Doomed woman in Scottish Castle
Emma Hutchins as a young Lady MacBeth
Out, Damned Spot is a one-actor show that presents us with, effectively, MacBeth, the Prequel. It is a one-hour production written and performed by Emma Hutchins. The show opens with Isobel on her wedding day. She enters in her wedding dress and promptly falls to the floor, the victim of her impetuous nature and stormy temperament.
Emma Hutchins’ Lady MacBeth is 23 at her wedding, an unformed project for Donald (MacBeth), who has married beneath him. She is a country girl untutored in the ways of the nobility, quietly relishing her new found status.
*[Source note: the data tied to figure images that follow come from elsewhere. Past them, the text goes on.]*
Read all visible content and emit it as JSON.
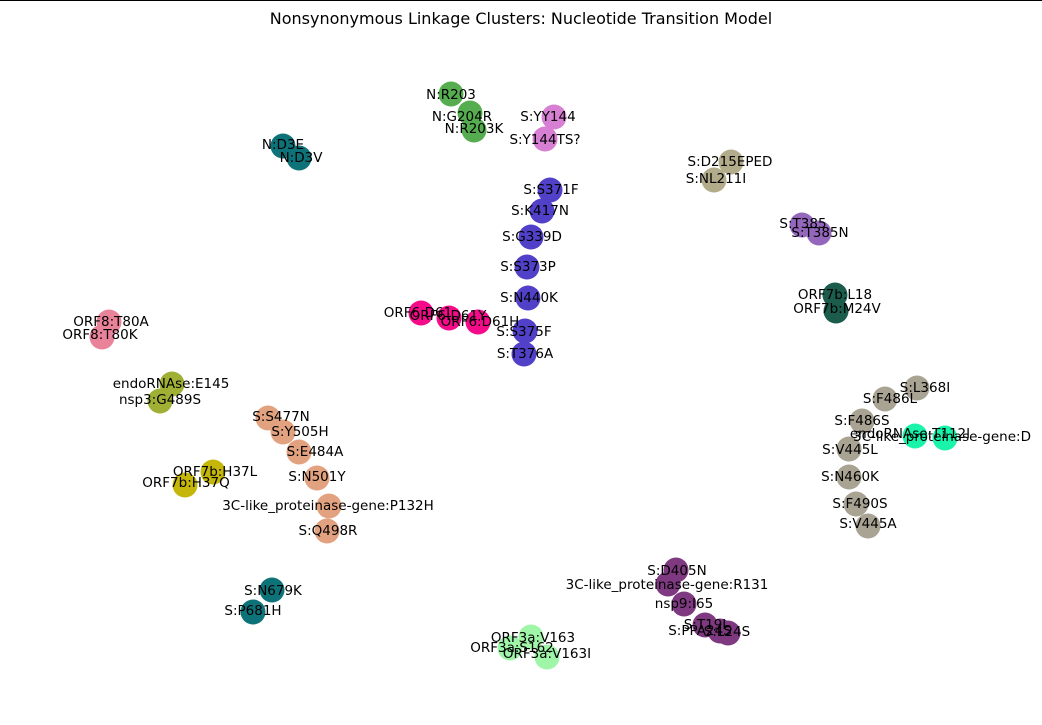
{
  "title": "Nonsynonymous Linkage Clusters: Nucleotide Transition Model",
  "clusters": [
    {
      "color": "#55ad4f",
      "nodes": [
        {
          "label": "N:R203"
        },
        {
          "label": "N:G204R"
        },
        {
          "label": "N:R203K"
        }
      ]
    },
    {
      "color": "#d67fd3",
      "nodes": [
        {
          "label": "S:YY144"
        },
        {
          "label": "S:Y144TS?"
        }
      ]
    },
    {
      "color": "#0e7379",
      "nodes": [
        {
          "label": "N:D3E"
        },
        {
          "label": "N:D3V"
        }
      ]
    },
    {
      "color": "#b3ac8b",
      "nodes": [
        {
          "label": "S:D215EPED"
        },
        {
          "label": "S:NL211I"
        }
      ]
    },
    {
      "color": "#5140c8",
      "nodes": [
        {
          "label": "S:S371F"
        },
        {
          "label": "S:K417N"
        },
        {
          "label": "S:G339D"
        },
        {
          "label": "S:S373P"
        },
        {
          "label": "S:N440K"
        },
        {
          "label": "S:S375F"
        },
        {
          "label": "S:T376A"
        }
      ]
    },
    {
      "color": "#9467bd",
      "nodes": [
        {
          "label": "S:T385"
        },
        {
          "label": "S:T385N"
        }
      ]
    },
    {
      "color": "#f50a8a",
      "nodes": [
        {
          "label": "ORF6:D61"
        },
        {
          "label": "ORF6:D61Y"
        },
        {
          "label": "ORF6:D61H"
        }
      ]
    },
    {
      "color": "#1b5c4d",
      "nodes": [
        {
          "label": "ORF7b:L18"
        },
        {
          "label": "ORF7b:M24V"
        }
      ]
    },
    {
      "color": "#e9839a",
      "nodes": [
        {
          "label": "ORF8:T80A"
        },
        {
          "label": "ORF8:T80K"
        }
      ]
    },
    {
      "color": "#9fb035",
      "nodes": [
        {
          "label": "endoRNAse:E145"
        },
        {
          "label": "nsp3:G489S"
        }
      ]
    },
    {
      "color": "#e3a27f",
      "nodes": [
        {
          "label": "S:S477N"
        },
        {
          "label": "S:Y505H"
        },
        {
          "label": "S:E484A"
        },
        {
          "label": "S:N501Y"
        },
        {
          "label": "3C-like_proteinase-gene:P132H"
        },
        {
          "label": "S:Q498R"
        }
      ]
    },
    {
      "color": "#c5b70a",
      "nodes": [
        {
          "label": "ORF7b:H37L"
        },
        {
          "label": "ORF7b:H37Q"
        }
      ]
    },
    {
      "color": "#a8a392",
      "nodes": [
        {
          "label": "S:L368I"
        },
        {
          "label": "S:F486L"
        },
        {
          "label": "S:F486S"
        },
        {
          "label": "S:V445L"
        },
        {
          "label": "S:N460K"
        },
        {
          "label": "S:F490S"
        },
        {
          "label": "S:V445A"
        }
      ]
    },
    {
      "color": "#1af4ab",
      "nodes": [
        {
          "label": "endoRNAse:T112I"
        },
        {
          "label": "3C-like_proteinase-gene:D"
        }
      ]
    },
    {
      "color": "#0e7379",
      "nodes": [
        {
          "label": "S:N679K"
        },
        {
          "label": "S:P681H"
        }
      ]
    },
    {
      "color": "#7f3981",
      "nodes": [
        {
          "label": "S:D405N"
        },
        {
          "label": "3C-like_proteinase-gene:R131"
        },
        {
          "label": "nsp9:I65"
        },
        {
          "label": "S:T19I"
        },
        {
          "label": "S:L24S"
        },
        {
          "label": "S:PPA24S"
        }
      ]
    },
    {
      "color": "#9ff5a8",
      "nodes": [
        {
          "label": "ORF3a:V163"
        },
        {
          "label": "ORF3a:S162"
        },
        {
          "label": "ORF3a:V163I"
        }
      ]
    }
  ]
}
Through various short scenes we are given glimpses of her life. Despite a wish for children, she seems unable to bear them. Her one daughter who is much beloved by her, dies in childbirth (Sorry, not in childbirth, but early childhood). And there are other problems too.
MacBeth is absent for long periods, fighting on behalf of the King. The newly ennobled Lady MacBeth finds her existence a lonely and friendless one. Her chief pleasure, the ‘progress’ of the court around the country is finally denied to her after she is compromised by the King. Her mother-in-law, with whom she is forced to spent much of her tme in the cheerless castle, is cold and bitterly regrets that Isobel has become Lady MacBeth.
In the end, it is only with her mother-in-law’s death that she can find any joy in the world, and so begins the tale that Shakespeare told, of her and her husband’s ambition, and their joint willingness to commit multiple murders in order to realise it.
It is an interesting idea, but whether this glimpse into an imagined past actually holds water is another matter entirely. There is also that difficult matter of tone. It would be too much to ask to have Emma Hutchins create her vision in truly effective Shakespearean language, but somehow, because of the nature of her heroine, that is exactly what we expect. And of course, it can’t be done. The atmosphere of medieval Scotland is sketched at, but never totally convinces. There seems just to be a lack of those small but crucial details that tell us where we are and what the times are like. Shakespeare never used first names, and just that one thing (Macbeth becoming Donald, and his wife, Isobel) seems to trivialise what is to come. We are no longer watching a tragedy, but a domestic drama.
Emma Hutchins works hard to breathe life into her character, but it is difficult to feel sympathy for her, and difficult too, to imagine how she might have emerged as Shakespeare’s lady with blood on her hands.